3 Replies Latest reply on Jan 12, 2011 7:52 AM by manik

    Issues when adding a new node into a running cluster

    changgeng

      I try to use the attached unit test case to simulate the issues we are facing.

      The environment contains 5 or more nodes, and 2 named cache: A and B. The cluster is configured in distribution mode with number of owners set to 3.
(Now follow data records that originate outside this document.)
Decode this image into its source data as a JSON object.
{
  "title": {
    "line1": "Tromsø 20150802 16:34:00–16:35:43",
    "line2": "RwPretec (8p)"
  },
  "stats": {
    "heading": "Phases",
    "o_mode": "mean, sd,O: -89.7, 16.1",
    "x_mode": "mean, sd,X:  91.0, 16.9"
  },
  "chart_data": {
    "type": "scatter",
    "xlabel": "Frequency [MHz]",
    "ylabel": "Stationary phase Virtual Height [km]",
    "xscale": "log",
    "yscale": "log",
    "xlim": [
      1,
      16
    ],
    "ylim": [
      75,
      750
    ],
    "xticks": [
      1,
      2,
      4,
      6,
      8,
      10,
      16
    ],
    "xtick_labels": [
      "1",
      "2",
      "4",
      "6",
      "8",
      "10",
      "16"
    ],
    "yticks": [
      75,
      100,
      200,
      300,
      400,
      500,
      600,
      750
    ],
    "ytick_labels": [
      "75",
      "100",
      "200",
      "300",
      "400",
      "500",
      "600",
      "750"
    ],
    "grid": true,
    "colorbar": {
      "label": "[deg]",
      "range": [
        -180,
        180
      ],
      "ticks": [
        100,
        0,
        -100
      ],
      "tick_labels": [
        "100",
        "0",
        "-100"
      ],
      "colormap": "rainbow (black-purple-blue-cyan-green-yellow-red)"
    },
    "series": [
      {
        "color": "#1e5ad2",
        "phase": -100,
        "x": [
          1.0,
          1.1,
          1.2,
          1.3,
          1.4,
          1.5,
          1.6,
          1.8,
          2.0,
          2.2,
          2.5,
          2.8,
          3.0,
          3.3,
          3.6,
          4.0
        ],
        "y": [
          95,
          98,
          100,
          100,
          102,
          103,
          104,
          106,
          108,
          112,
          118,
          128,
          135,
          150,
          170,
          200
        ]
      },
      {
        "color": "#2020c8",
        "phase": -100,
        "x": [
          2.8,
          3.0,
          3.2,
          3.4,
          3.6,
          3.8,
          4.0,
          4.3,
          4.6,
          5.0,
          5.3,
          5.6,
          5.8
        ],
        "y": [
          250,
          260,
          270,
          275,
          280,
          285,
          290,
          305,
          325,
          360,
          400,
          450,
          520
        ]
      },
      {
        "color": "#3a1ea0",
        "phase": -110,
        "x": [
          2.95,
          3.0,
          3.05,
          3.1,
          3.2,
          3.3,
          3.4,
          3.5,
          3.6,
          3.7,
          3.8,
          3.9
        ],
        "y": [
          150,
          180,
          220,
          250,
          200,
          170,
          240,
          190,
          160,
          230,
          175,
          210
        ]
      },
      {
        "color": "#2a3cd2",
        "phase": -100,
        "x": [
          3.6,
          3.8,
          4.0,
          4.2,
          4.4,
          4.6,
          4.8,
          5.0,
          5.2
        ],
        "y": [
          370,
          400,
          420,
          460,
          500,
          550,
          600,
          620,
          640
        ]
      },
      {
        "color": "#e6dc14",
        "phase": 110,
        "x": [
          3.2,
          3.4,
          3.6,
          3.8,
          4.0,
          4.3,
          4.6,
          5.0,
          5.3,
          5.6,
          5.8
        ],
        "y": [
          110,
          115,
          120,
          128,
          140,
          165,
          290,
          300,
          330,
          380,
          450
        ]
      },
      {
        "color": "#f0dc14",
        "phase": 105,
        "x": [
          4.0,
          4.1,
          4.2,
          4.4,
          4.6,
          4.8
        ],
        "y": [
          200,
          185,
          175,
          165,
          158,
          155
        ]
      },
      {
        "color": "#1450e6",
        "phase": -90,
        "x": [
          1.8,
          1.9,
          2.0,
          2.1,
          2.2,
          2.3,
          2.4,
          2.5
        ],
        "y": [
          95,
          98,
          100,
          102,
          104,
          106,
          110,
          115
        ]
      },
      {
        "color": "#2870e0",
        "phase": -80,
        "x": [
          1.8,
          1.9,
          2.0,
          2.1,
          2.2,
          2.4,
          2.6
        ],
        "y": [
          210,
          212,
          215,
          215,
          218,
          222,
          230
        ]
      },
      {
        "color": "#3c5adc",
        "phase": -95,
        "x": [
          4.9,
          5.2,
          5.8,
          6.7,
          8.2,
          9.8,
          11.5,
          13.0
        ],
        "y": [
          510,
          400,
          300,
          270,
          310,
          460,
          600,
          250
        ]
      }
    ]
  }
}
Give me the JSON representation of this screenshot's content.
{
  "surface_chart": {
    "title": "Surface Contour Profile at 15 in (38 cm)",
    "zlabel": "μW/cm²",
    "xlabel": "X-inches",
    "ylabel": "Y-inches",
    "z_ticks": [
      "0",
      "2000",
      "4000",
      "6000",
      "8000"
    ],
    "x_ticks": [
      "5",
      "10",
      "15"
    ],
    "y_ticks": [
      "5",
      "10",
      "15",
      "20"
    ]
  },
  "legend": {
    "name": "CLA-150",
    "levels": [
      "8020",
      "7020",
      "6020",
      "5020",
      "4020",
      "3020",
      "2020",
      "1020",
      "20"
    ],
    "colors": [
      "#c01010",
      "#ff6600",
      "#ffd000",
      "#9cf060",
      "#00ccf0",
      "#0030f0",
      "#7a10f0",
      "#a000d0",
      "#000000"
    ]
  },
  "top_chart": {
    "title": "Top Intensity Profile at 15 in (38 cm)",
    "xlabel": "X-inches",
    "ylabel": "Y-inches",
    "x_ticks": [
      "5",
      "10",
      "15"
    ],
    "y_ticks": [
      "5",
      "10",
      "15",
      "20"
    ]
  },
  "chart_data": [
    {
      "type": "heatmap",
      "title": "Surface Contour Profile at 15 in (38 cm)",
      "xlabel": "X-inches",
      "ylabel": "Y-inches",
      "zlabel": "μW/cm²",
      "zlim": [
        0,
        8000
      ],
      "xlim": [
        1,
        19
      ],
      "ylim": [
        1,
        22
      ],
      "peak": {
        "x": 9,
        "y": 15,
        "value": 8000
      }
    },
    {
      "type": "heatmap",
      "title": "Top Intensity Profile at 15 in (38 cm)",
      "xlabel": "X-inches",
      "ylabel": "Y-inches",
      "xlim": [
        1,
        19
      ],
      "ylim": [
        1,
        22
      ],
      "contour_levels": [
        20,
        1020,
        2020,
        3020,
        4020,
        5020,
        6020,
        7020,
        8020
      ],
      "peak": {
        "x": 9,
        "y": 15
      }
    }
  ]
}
      Eager locking and lockOnSingleNode is turned on. The test steps are:

      1) start 5 different cache managers to simulate 5 nodes

      2) populate the two caches with 2000 keys each

      3) start one hundred worker threads. Each worker thread will randomly select a node, and execute as the following semi-pesudo code in a loop:

        transactionManager.begin()

        //randomly select a key.

        key=random.nextInt(keySize)

        cacheA.getAdvancedCache().lock("cacheA" + key);

        cacheB.getAdvancedCache().lock("cacheB" + key);

       

        cacheA.put("cacheA"+key,cacheA.get("cacheA" +key)+1);

        cacheB.put("cacheB"+key,cacheB.get("cacheA" +key)+1);

        transactionManager.commit()

      4. After the worker threads are started, all the workers are runnning smoothly, but when another cache manager is started to join the cluster, there will be a lot of errors about lock timeout.

       

      In the real system, the newly added node can not be functional at all, and for the existing node, they can not process some transaction correctly as some keys are locked, and the lock seems never be released.

       

      I'm testing with 4.2.0.Final.

      Please look at the test case and try to run with it.